Elastic Fracture Analysis in the Tight Gas Sands of the Mesaverde Formation, Piceance Basin, Colorado
Jay R. Scheevel
Scheevel Geo Technologies, LLC, Grand Junction, CO
I present theory and supporting mechanical data demonstrating that elevated pore pressures (and consequent elastic grain shrinkage) are capable of inducing tensional framework stresses in the Mesaverde rocks of the Piceance Basin of northwestern Colorado. Elevated pore pressures in the basin are the result of gas generation in Upper Cretaceous Mesaverde coals. Tensional framework stress conditions inevitably result in the spontaneous creation and opening of extension fractures in these clastic lithologies.
This treatment makes use of linear elastic theory. I solve explicitly for the contributions of both framework- and grain-volume deformations resulting from specific overburden-, tectonic-, pore-pressure- and temperature-induced strains. Fracturing is enabled by the presence of a zero lateral strain boundary condition. This boundary condition is imposed because of the semi-infinite lateral extent of layered rocks in the subsurface basinal setting.

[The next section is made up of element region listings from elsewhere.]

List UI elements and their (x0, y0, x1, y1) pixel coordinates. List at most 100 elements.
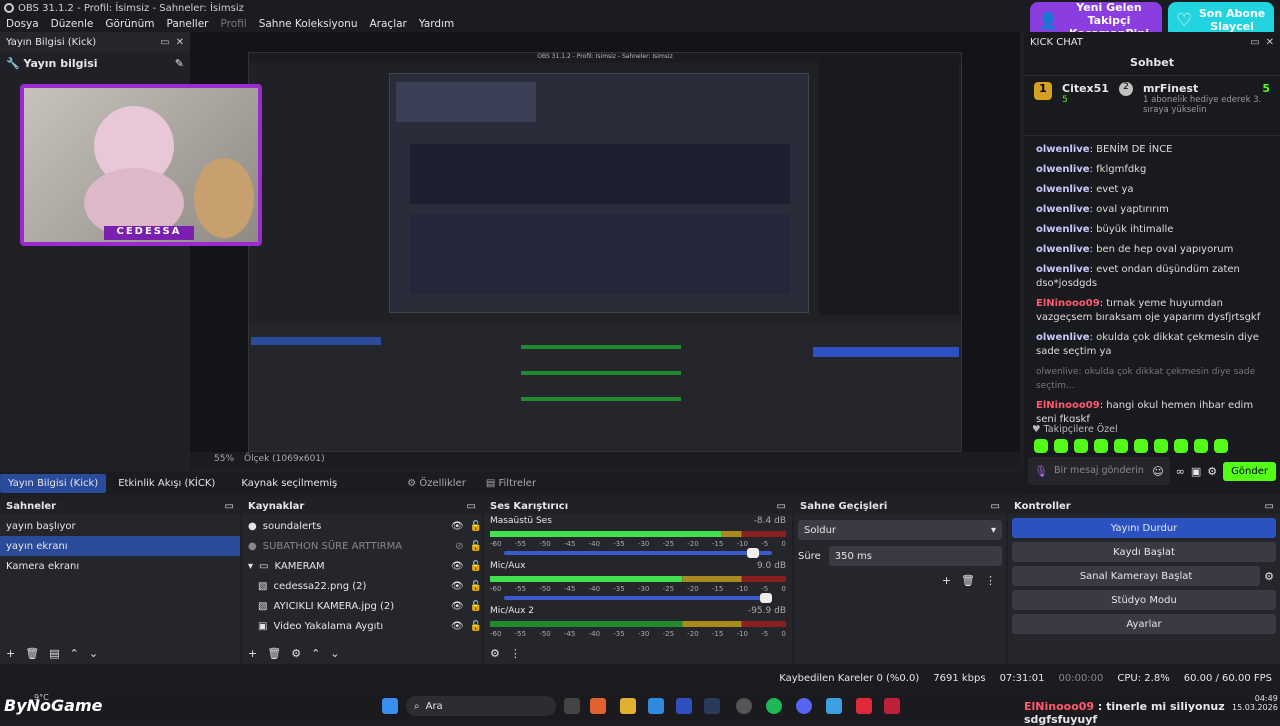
source-group[interactable]: ▾ ▭ KAMERAM 👁 🔓 (242, 556, 482, 576)
gear-icon[interactable]: ⚙ (291, 647, 301, 660)
start-recording-button[interactable]: Kaydı Başlat (1012, 542, 1276, 562)
chat-username: ElNinooo09 (1036, 298, 1100, 309)
more-icon[interactable]: ⋮ (510, 647, 521, 660)
zoom-level[interactable]: 55% (214, 454, 234, 464)
store-icon[interactable] (676, 698, 692, 714)
chevron-up-icon[interactable]: ⌃ (311, 647, 320, 660)
menu-profil[interactable]: Profil (221, 18, 247, 30)
menu-araclar[interactable]: Araçlar (370, 18, 407, 30)
add-icon[interactable]: + (248, 647, 257, 660)
menu-gorunum[interactable]: Görünüm (105, 18, 154, 30)
float-icon[interactable]: ▭ (225, 501, 234, 512)
emote-icon[interactable] (1174, 439, 1188, 453)
emote-icon[interactable] (1074, 439, 1088, 453)
source-item[interactable]: ▧ cedessa22.png (2) 👁 🔓 (242, 576, 482, 596)
volume-slider[interactable] (504, 548, 772, 558)
spotify-icon[interactable] (766, 698, 782, 714)
emote-icon[interactable] (1194, 439, 1208, 453)
emoji-icon[interactable]: ☺ (1152, 465, 1163, 478)
emote-icon[interactable] (1214, 439, 1228, 453)
settings-button[interactable]: Ayarlar (1012, 614, 1276, 634)
app-icon[interactable] (884, 698, 900, 714)
chat-tab[interactable]: Sohbet (1024, 52, 1280, 76)
menu-duzenle[interactable]: Düzenle (51, 18, 94, 30)
float-icon[interactable]: ▭ (160, 37, 169, 48)
windows-taskbar: ByNoGame 9°C ⌕ Ara ElNinooo09 : tinerle m… (0, 692, 1280, 726)
emote-icon[interactable] (1134, 439, 1148, 453)
obs-taskbar-icon[interactable] (736, 698, 752, 714)
start-virtual-camera-button[interactable]: Sanal Kamerayı Başlat (1012, 566, 1261, 586)
trash-icon[interactable]: 🗑 (267, 647, 281, 660)
tab-etkinlik-akisi[interactable]: Etkinlik Akışı (KİCK) (110, 474, 223, 493)
trash-icon[interactable]: 🗑 (25, 647, 39, 660)
add-icon[interactable]: + (6, 647, 15, 660)
studio-mode-button[interactable]: Stüdyo Modu (1012, 590, 1276, 610)
float-icon[interactable]: ▭ (1265, 501, 1274, 512)
copilot-icon[interactable] (590, 698, 606, 714)
more-icon[interactable]: ⋮ (985, 574, 996, 587)
taskbar-search[interactable]: ⌕ Ara (406, 696, 556, 716)
task-view-icon[interactable] (564, 698, 580, 714)
float-icon[interactable]: ▭ (1250, 37, 1259, 48)
app-icon[interactable] (856, 698, 872, 714)
scene-item[interactable]: Kamera ekranı (0, 556, 240, 576)
scene-item[interactable]: yayın başlıyor (0, 516, 240, 536)
chat-message: ElNinooo09: tırnak yeme huyumdan vazgeçs… (1036, 298, 1261, 323)
duration-label: Süre (798, 550, 821, 562)
menu-sahne-koleksiyonu[interactable]: Sahne Koleksiyonu (259, 18, 358, 30)
windows-start-icon[interactable] (382, 698, 398, 714)
chat-username: ElNinooo09 (1036, 400, 1100, 411)
emote-icon[interactable] (1094, 439, 1108, 453)
stop-stream-button[interactable]: Yayını Durdur (1012, 518, 1276, 538)
source-item[interactable]: ● soundalerts 👁 🔓 (242, 516, 482, 536)
chevron-down-icon[interactable]: ⌄ (330, 647, 339, 660)
source-item[interactable]: ▣ Video Yakalama Aygıtı 👁 🔓 (242, 616, 482, 636)
filters-button[interactable]: ▤ Filtreler (486, 478, 536, 489)
clock[interactable]: 04:49 15.03.2026 (1232, 694, 1278, 712)
source-item[interactable]: ▧ AYICIKLI KAMERA.jpg (2) 👁 🔓 (242, 596, 482, 616)
steam-icon[interactable] (704, 698, 720, 714)
store-icon[interactable]: ▣ (1191, 465, 1201, 478)
app-icon[interactable] (826, 698, 842, 714)
chat-text: büyük ihtimalle (1096, 224, 1174, 235)
audio-icon: ● (248, 520, 257, 532)
file-explorer-icon[interactable] (620, 698, 636, 714)
chevron-up-icon[interactable]: ⌃ (70, 647, 79, 660)
float-icon[interactable]: ▭ (467, 501, 476, 512)
gear-icon[interactable]: ⚙ (1207, 465, 1217, 478)
menu-dosya[interactable]: Dosya (6, 18, 39, 30)
transition-select[interactable]: Soldur ▾ (798, 520, 1002, 540)
gear-icon[interactable]: ⚙ (490, 647, 500, 660)
filter-icon[interactable]: ▤ (49, 647, 59, 660)
chat-input[interactable]: Bir mesaj gönderin (1054, 466, 1146, 476)
edit-icon[interactable]: ✎ (175, 57, 184, 70)
emote-icon[interactable] (1114, 439, 1128, 453)
mic-icon[interactable]: 🎙 (1034, 465, 1048, 478)
user-plus-icon: 👤 (1038, 10, 1058, 30)
emote-icon[interactable] (1034, 439, 1048, 453)
scene-item[interactable]: yayın ekranı (0, 536, 240, 556)
menu-yardim[interactable]: Yardım (419, 18, 454, 30)
tab-yayin-bilgisi[interactable]: Yayın Bilgisi (Kick) (0, 473, 107, 493)
gear-icon[interactable]: ⚙ (1264, 570, 1274, 583)
float-icon[interactable]: ▭ (991, 501, 1000, 512)
float-icon[interactable]: ▭ (777, 501, 786, 512)
meter-ticks: -60 -55 -50 -45 -40 -35 -30 -25 -20 -15 -10 -5 0 (490, 585, 786, 593)
close-icon[interactable]: ✕ (176, 37, 184, 48)
chevron-down-icon[interactable]: ⌄ (89, 647, 98, 660)
emote-icon[interactable] (1054, 439, 1068, 453)
properties-button[interactable]: ⚙ Özellikler (407, 478, 466, 489)
close-icon[interactable]: ✕ (1266, 37, 1274, 48)
add-icon[interactable]: + (942, 574, 951, 587)
discord-icon[interactable] (796, 698, 812, 714)
chat-username: olwenlive (1036, 164, 1090, 175)
send-button[interactable]: Gönder (1223, 461, 1276, 481)
infinity-icon[interactable]: ∞ (1176, 465, 1185, 478)
emote-icon[interactable] (1154, 439, 1168, 453)
duration-input[interactable]: 350 ms (828, 546, 1002, 566)
edge-icon[interactable] (648, 698, 664, 714)
menu-paneller[interactable]: Paneller (166, 18, 208, 30)
volume-slider[interactable] (504, 593, 772, 603)
source-item[interactable]: ● SUBATHON SÜRE ARTTIRMA ⊘ 🔓 (242, 536, 482, 556)
trash-icon[interactable]: 🗑 (961, 574, 975, 587)
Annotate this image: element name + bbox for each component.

Data from the Multi-Well Experiment (MWX) illustrates my conclusions. The MWX was a multi-year, multi-million dollar Department of Energy (DOE) sponsored experimental study of the Mesaverde tight gas sands and has proven to be a wealth of both data and insight on the Mesaverde lithologies of the Piceance Basin.
Rock mechanics charts illustrate the results of the elastic analysis, showing the onset and opening tendency of fractures in rocks over a spectrum of rock-mechanical properties and pore-pressure gradients. To reveal how the Mesaverde lithologies may respond to subsurface conditions, rocks from the MWX test wells are depicted on these charts, predicting that open fractures will result from pore-pressure gradients in the 0.5 to 0.8 psi/ft range.